Alessia POV:
Il y eut un long silence à l'autre bout du fil, si lourd que je pouvais sentir le poids de mes trois années de défi. Puis, une voix qui sonnait comme du gravier et du vieux whisky gronda dans le haut-parleur.
« Alessia ? »
Le son de la voix de mon père, la voix de Don Vincenzo Moretti, chef de la Commission de Paris, a suffi à faire céder le barrage en moi. Une seule larme chaude s'est échappée et a tracé un chemin sur ma joue.
« Oui, Papa. C'est moi. »
« Où es-tu ? » La question n'était pas une supplique. C'était une exigence. La voix d'un homme habitué à ce que le monde se réorganise selon sa volonté.
« Je suis dans sa ville », murmurai-je, incapable de prononcer le nom de Dante. « J'ai fait une erreur. Une terrible erreur. »
Je pouvais l'entendre respirer, un son lent et contrôlé qui dissimulait mal la fureur qui couvait sous la surface. « Tu as fui ton devoir. Tu as fui ta famille. Tu as épousé ce... rat d'égout sans ma bénédiction. »
« Je sais », m'étranglai-je. « Et j'en paie le prix. »
Je lui ai tout raconté. Les mensonges, la vasectomie, Elara. Le pari.
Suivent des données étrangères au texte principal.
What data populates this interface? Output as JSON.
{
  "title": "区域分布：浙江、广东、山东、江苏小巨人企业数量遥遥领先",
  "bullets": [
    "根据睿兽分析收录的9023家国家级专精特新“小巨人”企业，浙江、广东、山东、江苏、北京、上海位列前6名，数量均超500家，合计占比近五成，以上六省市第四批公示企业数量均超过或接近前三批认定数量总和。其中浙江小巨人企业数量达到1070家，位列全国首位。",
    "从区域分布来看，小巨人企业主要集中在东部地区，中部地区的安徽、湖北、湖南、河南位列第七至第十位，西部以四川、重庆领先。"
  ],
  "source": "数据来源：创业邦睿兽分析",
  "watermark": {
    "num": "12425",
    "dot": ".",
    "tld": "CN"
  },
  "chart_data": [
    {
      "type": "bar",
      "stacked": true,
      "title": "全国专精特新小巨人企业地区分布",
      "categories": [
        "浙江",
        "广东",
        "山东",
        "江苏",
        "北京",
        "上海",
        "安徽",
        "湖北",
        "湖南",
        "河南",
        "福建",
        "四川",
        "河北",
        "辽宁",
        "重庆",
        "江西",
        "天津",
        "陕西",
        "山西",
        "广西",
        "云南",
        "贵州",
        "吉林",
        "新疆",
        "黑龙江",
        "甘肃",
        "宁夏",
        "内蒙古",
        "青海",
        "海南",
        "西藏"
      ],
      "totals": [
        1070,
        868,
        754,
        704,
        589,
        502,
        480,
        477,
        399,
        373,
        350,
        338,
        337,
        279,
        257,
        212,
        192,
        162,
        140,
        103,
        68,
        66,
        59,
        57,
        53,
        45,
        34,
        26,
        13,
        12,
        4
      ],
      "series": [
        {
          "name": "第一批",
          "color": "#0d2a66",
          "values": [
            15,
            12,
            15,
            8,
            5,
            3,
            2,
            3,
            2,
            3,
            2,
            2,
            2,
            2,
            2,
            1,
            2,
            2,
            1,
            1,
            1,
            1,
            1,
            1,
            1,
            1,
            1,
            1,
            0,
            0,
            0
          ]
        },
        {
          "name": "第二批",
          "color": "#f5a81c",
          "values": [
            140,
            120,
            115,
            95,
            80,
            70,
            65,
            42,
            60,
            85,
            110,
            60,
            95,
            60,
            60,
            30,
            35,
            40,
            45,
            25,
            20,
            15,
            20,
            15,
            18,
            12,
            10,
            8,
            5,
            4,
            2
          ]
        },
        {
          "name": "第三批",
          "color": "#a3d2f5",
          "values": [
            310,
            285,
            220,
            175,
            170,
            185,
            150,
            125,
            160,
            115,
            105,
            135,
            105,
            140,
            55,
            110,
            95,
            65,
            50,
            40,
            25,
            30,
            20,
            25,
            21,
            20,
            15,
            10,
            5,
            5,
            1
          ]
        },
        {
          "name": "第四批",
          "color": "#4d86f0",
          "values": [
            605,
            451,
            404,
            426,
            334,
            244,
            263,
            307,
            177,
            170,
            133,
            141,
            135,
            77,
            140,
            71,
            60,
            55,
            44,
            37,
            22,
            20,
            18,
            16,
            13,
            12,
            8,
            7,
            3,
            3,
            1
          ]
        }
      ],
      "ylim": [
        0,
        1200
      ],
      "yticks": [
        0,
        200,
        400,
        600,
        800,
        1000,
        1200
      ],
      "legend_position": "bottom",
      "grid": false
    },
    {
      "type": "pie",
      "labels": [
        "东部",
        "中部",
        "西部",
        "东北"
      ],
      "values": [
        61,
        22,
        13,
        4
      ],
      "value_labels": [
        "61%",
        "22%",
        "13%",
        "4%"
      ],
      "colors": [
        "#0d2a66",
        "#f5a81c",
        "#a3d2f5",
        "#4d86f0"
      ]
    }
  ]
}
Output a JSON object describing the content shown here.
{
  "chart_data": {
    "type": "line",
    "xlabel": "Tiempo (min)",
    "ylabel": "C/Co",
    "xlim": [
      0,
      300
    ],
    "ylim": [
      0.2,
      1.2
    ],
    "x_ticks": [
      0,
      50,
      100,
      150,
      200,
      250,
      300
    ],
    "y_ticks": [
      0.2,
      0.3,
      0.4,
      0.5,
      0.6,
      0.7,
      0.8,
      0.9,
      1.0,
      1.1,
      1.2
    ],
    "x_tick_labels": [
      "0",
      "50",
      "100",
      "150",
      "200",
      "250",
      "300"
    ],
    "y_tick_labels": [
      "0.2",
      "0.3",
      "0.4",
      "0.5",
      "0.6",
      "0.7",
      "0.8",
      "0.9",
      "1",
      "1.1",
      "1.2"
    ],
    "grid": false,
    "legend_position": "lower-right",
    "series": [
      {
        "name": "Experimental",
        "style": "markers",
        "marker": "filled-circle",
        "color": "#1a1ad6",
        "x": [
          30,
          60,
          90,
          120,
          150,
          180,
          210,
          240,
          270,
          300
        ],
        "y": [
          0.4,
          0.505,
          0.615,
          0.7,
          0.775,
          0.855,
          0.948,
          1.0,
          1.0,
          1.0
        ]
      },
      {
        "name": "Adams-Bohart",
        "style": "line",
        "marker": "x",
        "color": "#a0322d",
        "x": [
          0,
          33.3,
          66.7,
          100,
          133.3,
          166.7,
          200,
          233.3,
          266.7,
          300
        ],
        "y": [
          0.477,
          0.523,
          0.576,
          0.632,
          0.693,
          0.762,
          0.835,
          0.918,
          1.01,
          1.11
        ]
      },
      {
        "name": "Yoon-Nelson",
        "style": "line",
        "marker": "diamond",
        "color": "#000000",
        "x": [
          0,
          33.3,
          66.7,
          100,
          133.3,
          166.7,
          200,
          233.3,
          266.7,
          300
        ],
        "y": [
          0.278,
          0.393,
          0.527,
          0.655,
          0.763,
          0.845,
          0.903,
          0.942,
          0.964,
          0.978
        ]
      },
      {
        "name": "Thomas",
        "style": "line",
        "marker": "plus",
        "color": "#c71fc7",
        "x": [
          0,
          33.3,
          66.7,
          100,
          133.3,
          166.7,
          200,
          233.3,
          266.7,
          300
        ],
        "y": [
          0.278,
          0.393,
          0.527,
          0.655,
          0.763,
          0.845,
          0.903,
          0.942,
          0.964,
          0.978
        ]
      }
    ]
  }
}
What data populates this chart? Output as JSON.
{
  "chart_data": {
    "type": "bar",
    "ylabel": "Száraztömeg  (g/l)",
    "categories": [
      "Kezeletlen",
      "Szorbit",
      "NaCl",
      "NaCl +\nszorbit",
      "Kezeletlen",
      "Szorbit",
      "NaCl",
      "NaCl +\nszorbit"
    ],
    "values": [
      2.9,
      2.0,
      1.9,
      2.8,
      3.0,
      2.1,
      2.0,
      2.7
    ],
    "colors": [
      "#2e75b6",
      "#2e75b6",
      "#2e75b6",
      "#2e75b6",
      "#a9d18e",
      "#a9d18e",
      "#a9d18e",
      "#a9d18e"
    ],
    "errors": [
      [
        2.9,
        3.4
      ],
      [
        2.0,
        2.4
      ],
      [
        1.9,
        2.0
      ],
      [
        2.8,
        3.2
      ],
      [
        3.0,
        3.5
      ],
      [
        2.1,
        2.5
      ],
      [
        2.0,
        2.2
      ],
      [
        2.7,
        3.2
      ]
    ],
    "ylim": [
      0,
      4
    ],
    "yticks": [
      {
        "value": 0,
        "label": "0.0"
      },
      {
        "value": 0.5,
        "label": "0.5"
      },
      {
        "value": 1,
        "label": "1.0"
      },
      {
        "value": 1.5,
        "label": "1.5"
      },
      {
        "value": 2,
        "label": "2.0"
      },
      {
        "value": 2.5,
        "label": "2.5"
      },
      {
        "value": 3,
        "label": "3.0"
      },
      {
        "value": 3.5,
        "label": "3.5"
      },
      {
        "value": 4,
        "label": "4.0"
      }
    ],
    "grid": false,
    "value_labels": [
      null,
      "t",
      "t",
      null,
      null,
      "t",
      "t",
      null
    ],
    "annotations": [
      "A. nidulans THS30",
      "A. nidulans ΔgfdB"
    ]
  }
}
Le bébé qui n'était pas un héritier mais un jeton de poker. Je n'ai rien omis.
Quand j'ai eu fini, le silence est revenu, mais cette fois, il était différent. C'était le calme avant l'ouragan.
« Il a posé les mains sur une Moretti », dit mon père, sa voix tombant dans un grognement bas et mortel. « Il a posé les mains sur ma fille. Et il t'a utilisée dans un jeu. »
« Oui », murmurai-je.
« Ce petit bras droit », continua mon père, une note glaçante de dédain dans son ton, « il va apprendre la différence entre un gang de rue et la Commission. Il va apprendre ce qui arrive quand on touche à ce qui est à moi. »
Une vague de soulagement si profonde qu'elle a failli faire plier mes genoux m'a submergée. Je n'étais plus Alessia Ricci, l'épouse trahie et ignorante. J'étais Alessia Moretti, et la colère de mon père était en route.
« J'arrive », dit-il. « Mais Paris n'est pas la porte à côté. Je dois rassembler mes hommes. Les bons hommes. Je serai là demain soir. Peux-tu tenir jusque-là, ma petite ? »
La question est restée en suspens. Un jour de plus. Vingt-quatre heures de plus dans la maison de l'homme qui m'avait systématiquement détruite.
« Oui », dis-je, un éclat de glace se formant dans ma poitrine. « Je peux tenir. »
« Bien », dit-il. « Ne le laisse pas voir ta peur. Tu es une Moretti. Souviens-toi de ça. Joue le rôle que tu as joué. L'épouse aimante. Juste un jour de plus. Demain, nous réduirons son monde en cendres. »
La ligne est devenue silencieuse.
Je suis restée là un long moment, le téléphone toujours pressé contre mon oreille, le verre froid un conduit pour l'acier qui inondait mes veines. J'ai essuyé mon visage, lissé ma robe sur mon ventre, et forcé mes lèvres à former un sourire serein.
Un jour de plus.
Je pouvais le faire. Je pouvais jouer ce rôle. Après tout, tout mon mariage n'avait été qu'une performance. Je ne faisais que reprendre le rôle principal pour le dernier acte.